New bank rule aims to stabilize neighborhoods

WASHINGTON (Reuters) - Financial regulators on Thursday proposed a rule change to encourage banks to make loans and other investments to stabilize neighborhoods hit by high levels of home foreclosures and abandoned properties.

The change would allow financial institutions’ activities under the Neighborhood Stabilization Program, created by housing rescue legislation in 2008, count toward their compliance with the Community Reinvestment Act (CRA).

The agencies proposing the rule include the Federal Reserve Board, the Federal Deposit Insurance Corp., the Office of the Comptroller of the Currency and the Office of Thrift Supervision.

The agencies said under their proposed definition of “community development,” a financial institution would receive favorable consideration for donating foreclosed properties to non-profit housing agencies in targeted, hard-hit areas.

“In addition, institutions would receive favorable CRA consideration if they provide financing for the purchase and rehabilitation of foreclosed, abandoned, or vacant properties,” the regulators said. “Other examples of activities that would receive favorable CRA consideration under the proposal include loans, investments, and services that support the redevelopment of demolished or vacant properties in such areas.”

The Neighborhood Stabilization Program, administered by the Department of Housing and Urban Development, first provided $4 billion in funds in 2008 to redevelop abandoned and foreclosed properties, later supplemented with another $2 billion in the Obama administration’s stimulus measures in 2009.

Under the Community Reinvestment Act, financial institutions must achieve a certain amount of “community development” loans, investment and services.

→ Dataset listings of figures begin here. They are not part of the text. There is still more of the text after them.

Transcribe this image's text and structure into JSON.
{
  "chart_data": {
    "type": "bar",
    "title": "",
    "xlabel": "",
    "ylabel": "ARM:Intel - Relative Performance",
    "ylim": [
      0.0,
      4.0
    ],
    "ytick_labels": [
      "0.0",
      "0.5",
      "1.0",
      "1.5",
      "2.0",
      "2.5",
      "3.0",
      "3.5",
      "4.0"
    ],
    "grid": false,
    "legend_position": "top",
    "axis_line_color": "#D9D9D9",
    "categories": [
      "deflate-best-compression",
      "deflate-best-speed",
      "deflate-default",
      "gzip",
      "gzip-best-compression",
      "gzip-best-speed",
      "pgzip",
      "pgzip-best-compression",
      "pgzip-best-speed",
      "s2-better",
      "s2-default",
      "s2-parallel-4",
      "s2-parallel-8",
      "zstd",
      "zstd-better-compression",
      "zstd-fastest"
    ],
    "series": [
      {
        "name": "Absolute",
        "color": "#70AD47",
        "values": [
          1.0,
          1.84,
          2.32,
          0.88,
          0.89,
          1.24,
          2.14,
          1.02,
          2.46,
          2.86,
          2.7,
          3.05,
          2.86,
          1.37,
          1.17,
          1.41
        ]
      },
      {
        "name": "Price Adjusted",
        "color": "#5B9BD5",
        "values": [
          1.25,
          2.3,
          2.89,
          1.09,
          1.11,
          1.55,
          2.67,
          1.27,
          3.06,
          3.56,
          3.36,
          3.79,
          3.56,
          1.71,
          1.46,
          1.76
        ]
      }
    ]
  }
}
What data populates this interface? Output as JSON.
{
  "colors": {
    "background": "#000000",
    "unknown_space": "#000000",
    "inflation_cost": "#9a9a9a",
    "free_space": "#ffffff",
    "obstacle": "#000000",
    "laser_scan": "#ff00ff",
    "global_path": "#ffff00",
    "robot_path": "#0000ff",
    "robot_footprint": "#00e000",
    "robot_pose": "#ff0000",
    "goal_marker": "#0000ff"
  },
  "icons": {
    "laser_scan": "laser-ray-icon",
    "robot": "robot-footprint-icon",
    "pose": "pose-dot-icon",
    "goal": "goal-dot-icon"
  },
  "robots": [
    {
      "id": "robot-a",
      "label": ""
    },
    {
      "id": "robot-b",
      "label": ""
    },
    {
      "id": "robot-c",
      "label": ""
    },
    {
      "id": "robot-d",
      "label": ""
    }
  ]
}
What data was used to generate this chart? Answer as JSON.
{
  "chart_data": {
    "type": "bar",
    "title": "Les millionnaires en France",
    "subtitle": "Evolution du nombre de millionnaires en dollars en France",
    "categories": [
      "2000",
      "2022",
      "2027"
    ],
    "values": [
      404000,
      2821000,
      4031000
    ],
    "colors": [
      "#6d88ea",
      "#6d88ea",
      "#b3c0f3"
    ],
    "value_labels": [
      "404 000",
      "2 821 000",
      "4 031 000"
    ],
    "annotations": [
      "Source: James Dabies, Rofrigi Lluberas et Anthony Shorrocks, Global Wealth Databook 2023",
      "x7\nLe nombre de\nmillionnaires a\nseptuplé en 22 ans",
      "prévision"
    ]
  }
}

By including Neighborhood Stabilization Program-eligible activities in that “community development” definition, the agencies said government grant funding would be supplemented by more bank lending and investments.

The duration of the rule would last only as long as the Neighborhood Stabilization Program remains in place, the agencies said, noting that it has no specific expiration date.

The regulators said they would seek public comment on the proposed rule change for a 30-day period.